CoMn2O4 Anchored on N-Doped High-Dimensional Hierarchical Porous Carbon Derived from Biomass for Bifunctional Oxygen Electrocatalysis

Abstract

There is an emerging interest in developing bifunctional oxygen electrocatalysts for oxygen reduction reaction (ORR) and oxygen evolution reaction (OER), being key electrochemical reactions that govern the overall performance of unitized regenerative fuel cells and rechargeable metal-air batteries. However, such undertaking has been a huge challenge due to the high cost of noble metals (e.g. Pt, Ir) and their stability when used as catalysts.

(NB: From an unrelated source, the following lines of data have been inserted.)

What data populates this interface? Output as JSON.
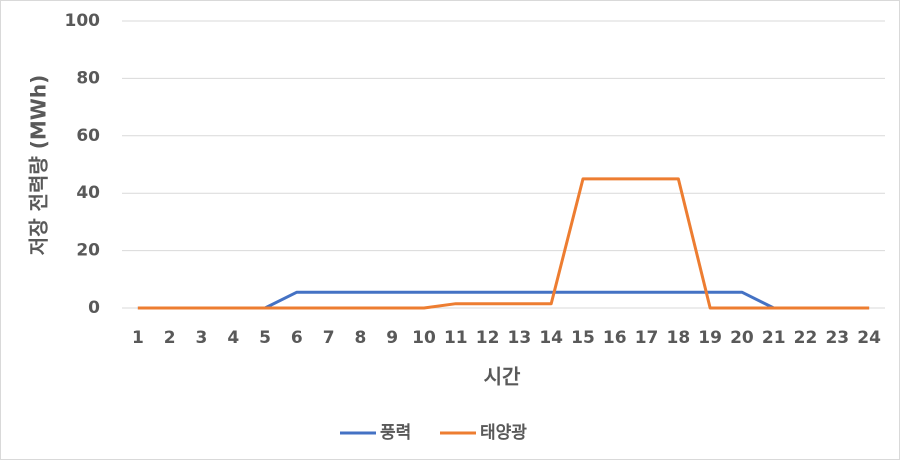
{
  "chart_data": {
    "type": "line",
    "x_label": "시간",
    "y_label": "저장 전력량 (MWh)",
    "categories": [
      "1",
      "2",
      "3",
      "4",
      "5",
      "6",
      "7",
      "8",
      "9",
      "10",
      "11",
      "12",
      "13",
      "14",
      "15",
      "16",
      "17",
      "18",
      "19",
      "20",
      "21",
      "22",
      "23",
      "24"
    ],
    "series": [
      {
        "name": "풍력",
        "color": "#4472c4",
        "values": [
          0,
          0,
          0,
          0,
          0,
          5.5,
          5.5,
          5.5,
          5.5,
          5.5,
          5.5,
          5.5,
          5.5,
          5.5,
          5.5,
          5.5,
          5.5,
          5.5,
          5.5,
          5.5,
          0,
          0,
          0,
          0
        ]
      },
      {
        "name": "태양광",
        "color": "#ed7d31",
        "values": [
          0,
          0,
          0,
          0,
          0,
          0,
          0,
          0,
          0,
          0,
          1.5,
          1.5,
          1.5,
          1.5,
          45,
          45,
          45,
          45,
          0,
          0,
          0,
          0,
          0,
          0
        ]
      }
    ],
    "ylim": [
      0,
      100
    ],
    "yticks": [
      0,
      20,
      40,
      60,
      80,
      100
    ],
    "grid": true,
    "legend": "bottom"
  }
}
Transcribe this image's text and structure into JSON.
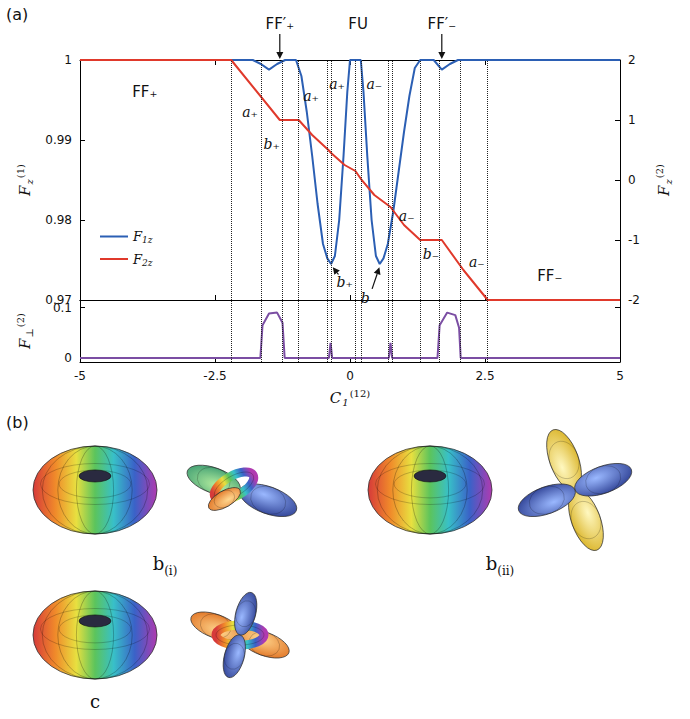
{
  "chart_data": {
    "type": "line",
    "panel_label": "(a)",
    "x_label": {
      "base": "C",
      "sub": "1",
      "sup": "(12)"
    },
    "xlim": [
      -5,
      5
    ],
    "xticks": [
      -5,
      -2.5,
      0,
      2.5,
      5
    ],
    "ylim": [
      0.97,
      1
    ],
    "yticks": [
      0.97,
      0.98,
      0.99,
      1
    ],
    "y_label": {
      "base": "F",
      "sub": "z",
      "sup": "(1)"
    },
    "y2lim": [
      -2,
      2
    ],
    "y2ticks": [
      -2,
      -1,
      0,
      1,
      2
    ],
    "y2_label": {
      "base": "F",
      "sub": "z",
      "sup": "(2)"
    },
    "legend": "lower left",
    "series": [
      {
        "name": "F1z",
        "color": "#2b5fb4",
        "axis": "y",
        "x": [
          -5,
          -1.8,
          -1.65,
          -1.5,
          -1.35,
          -1.2,
          -1.0,
          -0.9,
          -0.8,
          -0.7,
          -0.6,
          -0.5,
          -0.42,
          -0.35,
          -0.28,
          -0.2,
          -0.12,
          -0.05,
          0.0,
          0.2,
          0.25,
          0.32,
          0.4,
          0.48,
          0.55,
          0.62,
          0.7,
          0.8,
          0.9,
          1.0,
          1.1,
          1.2,
          1.3,
          1.55,
          1.7,
          1.85,
          2.0,
          5
        ],
        "values": [
          1,
          1,
          0.9995,
          0.9988,
          0.9995,
          1,
          1,
          0.998,
          0.9935,
          0.988,
          0.982,
          0.977,
          0.9752,
          0.9745,
          0.9755,
          0.98,
          0.988,
          0.996,
          1,
          1,
          0.996,
          0.988,
          0.98,
          0.9755,
          0.9745,
          0.9752,
          0.977,
          0.981,
          0.986,
          0.991,
          0.9955,
          0.999,
          1,
          1,
          0.9988,
          0.9995,
          1,
          1
        ]
      },
      {
        "name": "F2z",
        "color": "#e0392b",
        "axis": "y2",
        "x": [
          -5,
          -2.2,
          -1.3,
          -0.95,
          -0.7,
          -0.4,
          -0.35,
          -0.1,
          0.1,
          0.2,
          0.45,
          0.75,
          1.0,
          1.3,
          1.7,
          2.1,
          2.55,
          5
        ],
        "values": [
          2,
          2,
          1,
          1,
          0.75,
          0.5,
          0.45,
          0.25,
          0.15,
          0.02,
          -0.25,
          -0.45,
          -0.75,
          -1,
          -1,
          -1.5,
          -2,
          -2
        ]
      }
    ],
    "boundaries": [
      -2.2,
      -1.65,
      -1.25,
      -0.95,
      -0.42,
      -0.35,
      0.1,
      0.2,
      0.7,
      0.78,
      1.3,
      1.65,
      2.05,
      2.55
    ],
    "annotations": [
      {
        "text": "FF₊",
        "x": -3.8,
        "y": 0.996
      },
      {
        "text": "FF₋",
        "x": 3.7,
        "y": 0.973
      },
      {
        "text": "a₊",
        "x": -1.85,
        "y": 0.9935
      },
      {
        "text": "b₊",
        "x": -1.45,
        "y": 0.9895
      },
      {
        "text": "a₊",
        "x": -0.72,
        "y": 0.9955
      },
      {
        "text": "a₊",
        "x": -0.24,
        "y": 0.997
      },
      {
        "text": "a₋",
        "x": 0.45,
        "y": 0.997
      },
      {
        "text": "a₋",
        "x": 1.05,
        "y": 0.9805
      },
      {
        "text": "b₋",
        "x": 1.5,
        "y": 0.9757
      },
      {
        "text": "a₋",
        "x": 2.35,
        "y": 0.9748
      },
      {
        "text": "b₊",
        "x": -0.1,
        "y": 0.9722,
        "target": [
          -0.33,
          0.9742
        ]
      },
      {
        "text": "b₋",
        "x": 0.35,
        "y": 0.9702,
        "target": [
          0.55,
          0.9742
        ]
      },
      {
        "text": "FF′₊",
        "x": -1.3,
        "y": 1.0045,
        "target": [
          -1.3,
          1.0
        ]
      },
      {
        "text": "FU",
        "x": 0.15,
        "y": 1.0045
      },
      {
        "text": "FF′₋",
        "x": 1.7,
        "y": 1.0045,
        "target": [
          1.7,
          1.0
        ]
      }
    ],
    "subplot": {
      "ylim": [
        -0.008,
        0.115
      ],
      "yticks": [
        0,
        0.1
      ],
      "y_label": {
        "base": "F",
        "sub": "⊥",
        "sup": "(2)"
      },
      "series": [
        {
          "color": "#7b4ea3",
          "x": [
            -5,
            -1.66,
            -1.62,
            -1.5,
            -1.35,
            -1.25,
            -1.21,
            -0.39,
            -0.36,
            -0.33,
            0.72,
            0.75,
            0.78,
            1.62,
            1.66,
            1.8,
            1.95,
            2.02,
            2.05,
            5
          ],
          "values": [
            0,
            0,
            0.065,
            0.088,
            0.09,
            0.07,
            0,
            0,
            0.03,
            0,
            0,
            0.03,
            0,
            0,
            0.065,
            0.09,
            0.085,
            0.06,
            0,
            0
          ]
        }
      ]
    }
  },
  "figure_b": {
    "panel_label": "(b)",
    "items": [
      {
        "label": {
          "base": "b",
          "sub": "(i)"
        }
      },
      {
        "label": {
          "base": "b",
          "sub": "(ii)"
        }
      },
      {
        "label": {
          "base": "c"
        }
      }
    ]
  }
}
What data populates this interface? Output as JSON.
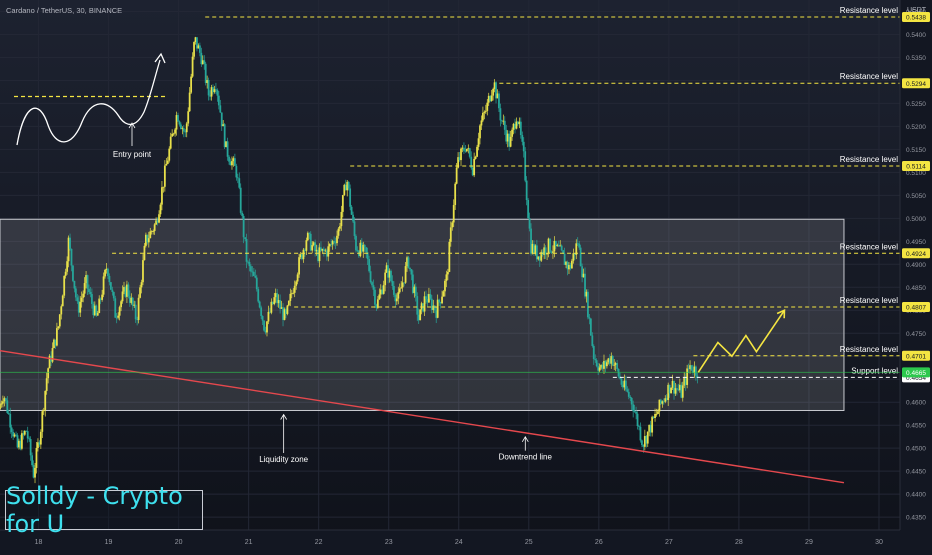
{
  "header": {
    "title": "Cardano / TetherUS, 30, BINANCE",
    "currency": "USDT"
  },
  "watermark": "Solldy - Crypto for U",
  "colors": {
    "background": "#131722",
    "bull": "#e8e04a",
    "bear": "#26a69a",
    "level_line": "#f4e542",
    "support_line": "#ffffff",
    "downtrend": "#e5484d",
    "zone_fill": "#ffffff",
    "current_price": "#2cc84d"
  },
  "chart_data": {
    "type": "candlestick",
    "title": "Cardano / TetherUS, 30, BINANCE",
    "x_axis": {
      "ticks": [
        "18",
        "19",
        "20",
        "21",
        "22",
        "23",
        "24",
        "25",
        "26",
        "27",
        "28",
        "29",
        "30"
      ],
      "range_days": [
        17.45,
        30.3
      ]
    },
    "y_axis": {
      "unit": "USDT",
      "ticks": [
        "0.5450",
        "0.5400",
        "0.5350",
        "0.5300",
        "0.5250",
        "0.5200",
        "0.5150",
        "0.5100",
        "0.5050",
        "0.5000",
        "0.4950",
        "0.4900",
        "0.4850",
        "0.4800",
        "0.4750",
        "0.4700",
        "0.4650",
        "0.4600",
        "0.4550",
        "0.4500",
        "0.4450",
        "0.4400",
        "0.4350"
      ],
      "range": [
        0.4322,
        0.5475
      ]
    },
    "price_path": [
      [
        17.45,
        0.4585
      ],
      [
        17.52,
        0.462
      ],
      [
        17.6,
        0.457
      ],
      [
        17.72,
        0.45
      ],
      [
        17.85,
        0.454
      ],
      [
        17.95,
        0.4445
      ],
      [
        18.05,
        0.454
      ],
      [
        18.15,
        0.467
      ],
      [
        18.3,
        0.476
      ],
      [
        18.45,
        0.495
      ],
      [
        18.58,
        0.48
      ],
      [
        18.7,
        0.486
      ],
      [
        18.85,
        0.478
      ],
      [
        19.0,
        0.49
      ],
      [
        19.12,
        0.479
      ],
      [
        19.28,
        0.485
      ],
      [
        19.42,
        0.478
      ],
      [
        19.55,
        0.495
      ],
      [
        19.7,
        0.499
      ],
      [
        19.85,
        0.512
      ],
      [
        20.0,
        0.523
      ],
      [
        20.12,
        0.518
      ],
      [
        20.25,
        0.539
      ],
      [
        20.35,
        0.535
      ],
      [
        20.45,
        0.527
      ],
      [
        20.55,
        0.53
      ],
      [
        20.7,
        0.515
      ],
      [
        20.85,
        0.51
      ],
      [
        21.0,
        0.49
      ],
      [
        21.12,
        0.486
      ],
      [
        21.25,
        0.476
      ],
      [
        21.4,
        0.483
      ],
      [
        21.55,
        0.478
      ],
      [
        21.7,
        0.488
      ],
      [
        21.85,
        0.496
      ],
      [
        22.0,
        0.492
      ],
      [
        22.15,
        0.493
      ],
      [
        22.3,
        0.497
      ],
      [
        22.42,
        0.509
      ],
      [
        22.55,
        0.494
      ],
      [
        22.7,
        0.492
      ],
      [
        22.85,
        0.481
      ],
      [
        23.0,
        0.489
      ],
      [
        23.15,
        0.482
      ],
      [
        23.3,
        0.491
      ],
      [
        23.45,
        0.478
      ],
      [
        23.55,
        0.483
      ],
      [
        23.7,
        0.48
      ],
      [
        23.85,
        0.487
      ],
      [
        23.92,
        0.499
      ],
      [
        24.0,
        0.512
      ],
      [
        24.12,
        0.516
      ],
      [
        24.22,
        0.511
      ],
      [
        24.32,
        0.52
      ],
      [
        24.42,
        0.524
      ],
      [
        24.52,
        0.53
      ],
      [
        24.62,
        0.522
      ],
      [
        24.75,
        0.516
      ],
      [
        24.85,
        0.523
      ],
      [
        24.95,
        0.513
      ],
      [
        25.05,
        0.494
      ],
      [
        25.15,
        0.492
      ],
      [
        25.3,
        0.494
      ],
      [
        25.45,
        0.493
      ],
      [
        25.6,
        0.489
      ],
      [
        25.72,
        0.495
      ],
      [
        25.85,
        0.482
      ],
      [
        25.95,
        0.47
      ],
      [
        26.05,
        0.467
      ],
      [
        26.2,
        0.47
      ],
      [
        26.35,
        0.464
      ],
      [
        26.5,
        0.46
      ],
      [
        26.65,
        0.451
      ],
      [
        26.8,
        0.456
      ],
      [
        26.92,
        0.46
      ],
      [
        27.05,
        0.464
      ],
      [
        27.2,
        0.462
      ],
      [
        27.32,
        0.468
      ],
      [
        27.42,
        0.4668
      ]
    ],
    "levels": [
      {
        "label": "Resistance level",
        "price": 0.5438,
        "price_label": "0.5438",
        "from_day": 20.38
      },
      {
        "label": "Resistance level",
        "price": 0.5294,
        "price_label": "0.5294",
        "from_day": 24.58
      },
      {
        "label": "Resistance level",
        "price": 0.5114,
        "price_label": "0.5114",
        "from_day": 22.45
      },
      {
        "label": "Resistance level",
        "price": 0.4924,
        "price_label": "0.4924",
        "from_day": 19.05
      },
      {
        "label": "Resistance level",
        "price": 0.4807,
        "price_label": "0.4807",
        "from_day": 21.65
      },
      {
        "label": "Resistance level",
        "price": 0.4701,
        "price_label": "0.4701",
        "from_day": 27.35
      },
      {
        "label": "Support level",
        "price": 0.4654,
        "price_label": "0.4654",
        "from_day": 26.2
      }
    ],
    "current_price": {
      "price": 0.4665,
      "label": "0.4665"
    },
    "liquidity_zone": {
      "label": "Liquidity zone",
      "price_top": 0.4998,
      "price_bottom": 0.4582,
      "from_day": 17.45,
      "to_day": 29.5
    },
    "downtrend_line": {
      "label": "Downtrend line",
      "from": [
        17.45,
        0.4712
      ],
      "to": [
        29.5,
        0.4425
      ]
    },
    "projection": [
      [
        27.42,
        0.4665
      ],
      [
        27.7,
        0.473
      ],
      [
        27.9,
        0.47
      ],
      [
        28.1,
        0.4745
      ],
      [
        28.25,
        0.471
      ],
      [
        28.65,
        0.48
      ]
    ],
    "entry_sketch": {
      "label": "Entry point",
      "level_price": 0.5265
    },
    "annotations": [
      {
        "text": "Liquidity zone",
        "day": 21.5,
        "price": 0.447
      },
      {
        "text": "Downtrend line",
        "day": 24.95,
        "price": 0.4475
      }
    ]
  }
}
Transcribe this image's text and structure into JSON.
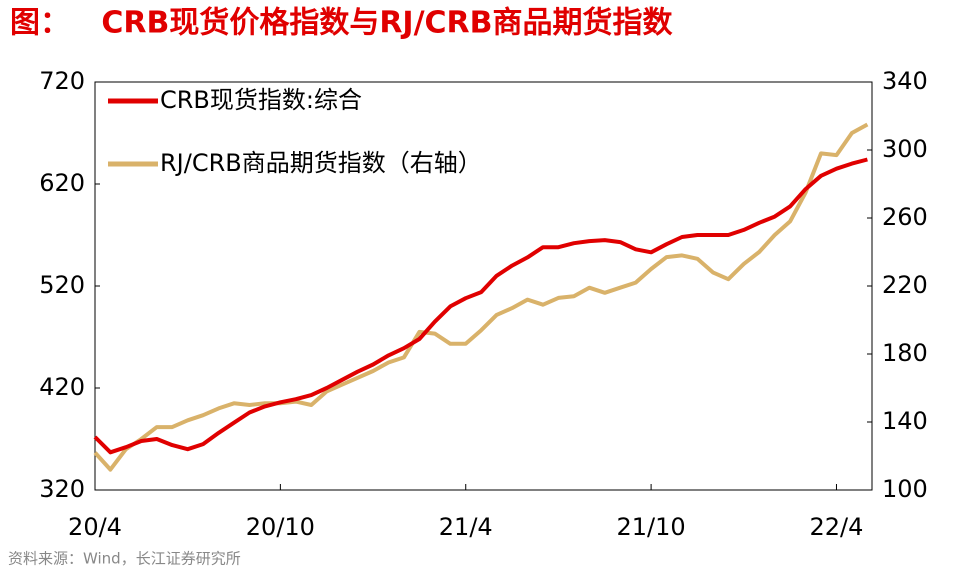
{
  "chart_data": {
    "type": "line",
    "title": "图：   CRB现货价格指数与RJ/CRB商品期货指数",
    "source": "资料来源：Wind，长江证券研究所",
    "categories": [
      "20/4",
      null,
      null,
      null,
      null,
      null,
      null,
      null,
      null,
      null,
      null,
      null,
      "20/10",
      null,
      null,
      null,
      null,
      null,
      null,
      null,
      null,
      null,
      null,
      null,
      "21/4",
      null,
      null,
      null,
      null,
      null,
      null,
      null,
      null,
      null,
      null,
      null,
      "21/10",
      null,
      null,
      null,
      null,
      null,
      null,
      null,
      null,
      null,
      null,
      null,
      "22/4",
      null,
      null
    ],
    "series": [
      {
        "name": "CRB现货指数:综合",
        "color": "#e00000",
        "axis": "y",
        "values": [
          372,
          357,
          362,
          368,
          370,
          364,
          360,
          365,
          376,
          386,
          396,
          402,
          406,
          409,
          413,
          420,
          428,
          436,
          443,
          452,
          459,
          468,
          485,
          500,
          508,
          514,
          530,
          540,
          548,
          558,
          558,
          562,
          564,
          565,
          563,
          556,
          553,
          561,
          568,
          570,
          570,
          570,
          575,
          582,
          588,
          598,
          615,
          628,
          635,
          640,
          644
        ]
      },
      {
        "name": "RJ/CRB商品期货指数（右轴）",
        "color": "#d9b26a",
        "axis": "y2",
        "values": [
          122,
          112,
          124,
          130,
          137,
          137,
          141,
          144,
          148,
          151,
          150,
          151,
          151,
          152,
          150,
          158,
          162,
          166,
          170,
          175,
          178,
          193,
          192,
          186,
          186,
          194,
          203,
          207,
          212,
          209,
          213,
          214,
          219,
          216,
          219,
          222,
          230,
          237,
          238,
          236,
          228,
          224,
          233,
          240,
          250,
          258,
          275,
          298,
          297,
          310,
          315
        ]
      }
    ],
    "ylim": [
      320,
      720
    ],
    "yticks": [
      320,
      420,
      520,
      620,
      720
    ],
    "y2lim": [
      100,
      340
    ],
    "y2ticks": [
      100,
      140,
      180,
      220,
      260,
      300,
      340
    ],
    "legend": "top-left"
  }
}
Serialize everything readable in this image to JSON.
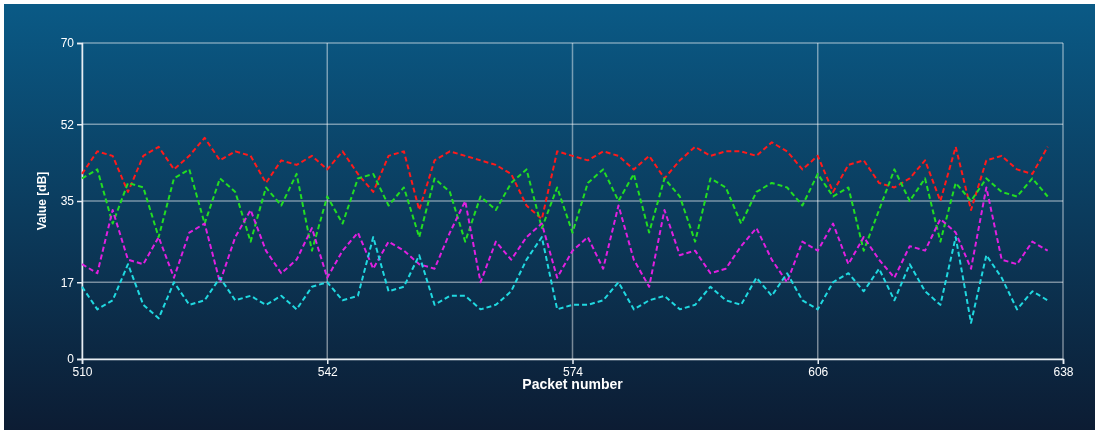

Herein, we report CoMn2O4 embedded on three-dimensional (3D) hierarchical porous carbon (HPC) derived from waste corn cobs as a possible noble metal-free bifunctional electrocatalyst. The hybrid catalyst is fabricated by solvothermal reaction of as-prepared N-doped 3DHPC and CoMn2O4. The template-free approach in preparing N-3DHPC ensures ample nitrogen doping using melamine to improve electronic conductivity of carbon and formation of three-dimensional, interconnected pore network, which is favorable for CoMn2O4 crystal dispersion. The same hybrid material also presents good OER activity, rendering an active and inexpensive dual-function electrocatalyst.